Some packages need system libraries. Check the error message and ask the admin to install missing system dependencies (not R dependencies, you install those yourself).

Make sure that during installation you

  1. Are using the P3M repository (https://p3m.dev/...)
  2. Are getting binary arather than source packages

For example:

#> install.packages("stringr")
Installing package into '/home/burk/R/x86_64-pc-linux-gnu-library/4.5'
(as 'lib' is unspecified)
trying URL 'https://p3m.dev/cran/latest/bin/linux/rhel9-x86_64/4.5/src/contrib/stringr_1.6.0.tar.gz'
Content type 'binary/octet-stream' length 351116 bytes (342 KB)
==================================================
downloaded 342 KB

* installing *binary* package 'stringr' ...
* DONE (stringr)

That ensures you get precompile packages that do not need compilation which is slower and can include all sorts of issues if some system dependency is unmet.
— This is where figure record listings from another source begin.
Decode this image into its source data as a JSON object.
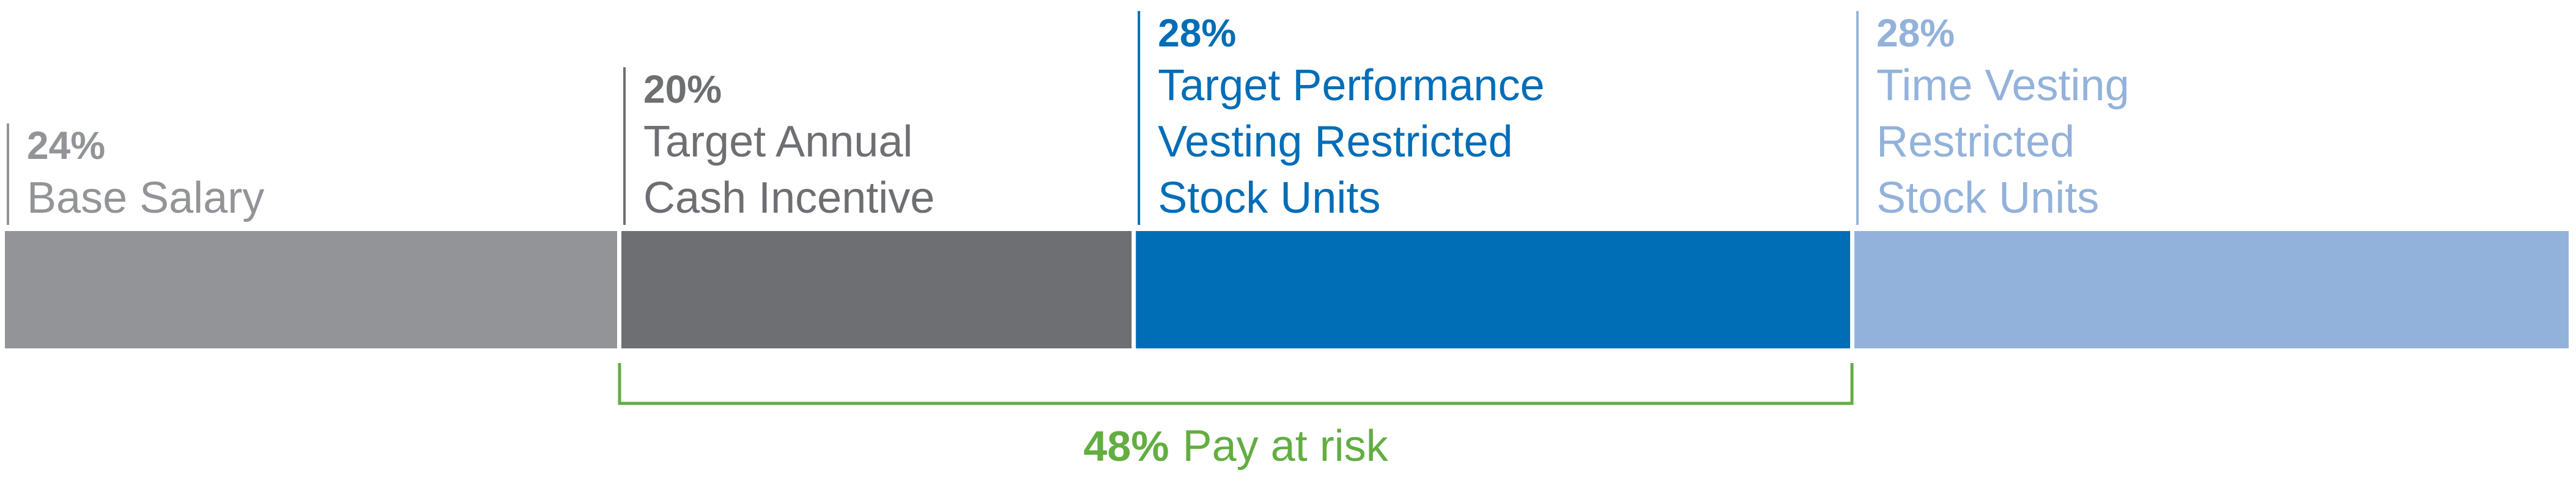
{
  "chart_data": {
    "type": "bar",
    "orientation": "horizontal-stacked",
    "unit": "%",
    "segments": [
      {
        "percent_label": "24%",
        "value": 24,
        "label_lines": [
          "Base Salary"
        ],
        "color": "#939497",
        "text_color": "#939497"
      },
      {
        "percent_label": "20%",
        "value": 20,
        "label_lines": [
          "Target Annual",
          "Cash Incentive"
        ],
        "color": "#6E6F73",
        "text_color": "#6E6F73"
      },
      {
        "percent_label": "28%",
        "value": 28,
        "label_lines": [
          "Target Performance",
          "Vesting Restricted",
          "Stock Units"
        ],
        "color": "#006DB7",
        "text_color": "#006DB7"
      },
      {
        "percent_label": "28%",
        "value": 28,
        "label_lines": [
          "Time Vesting",
          "Restricted",
          "Stock Units"
        ],
        "color": "#93B2DB",
        "text_color": "#93B2DB"
      }
    ],
    "bracket": {
      "percent_label": "48%",
      "label": "Pay at risk",
      "spans_segments": [
        1,
        2
      ],
      "color": "#62AE41"
    }
  }
}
“Package not found” in batch job

Make sure you:

  1. Loaded the same R version as when you installed packages
  2. Installed packages on the head node first

Memory issues with large datasets

Use data.table instead of data.frame for better memory efficiency:

library(data.table)
dt <- fread("large_file.csv")  # Much faster and lighter than read.csv

Request more memory if needed:

salloc --mem=64G ...

But note that at some point you will essentially block an entire node for yourself. Please be very certain if you actually need to do that.

TipWorking with an IDE

For a more comfortable development experience, see the Connecting to the Cluster guide for setting up Positron or VS Code with remote SSH.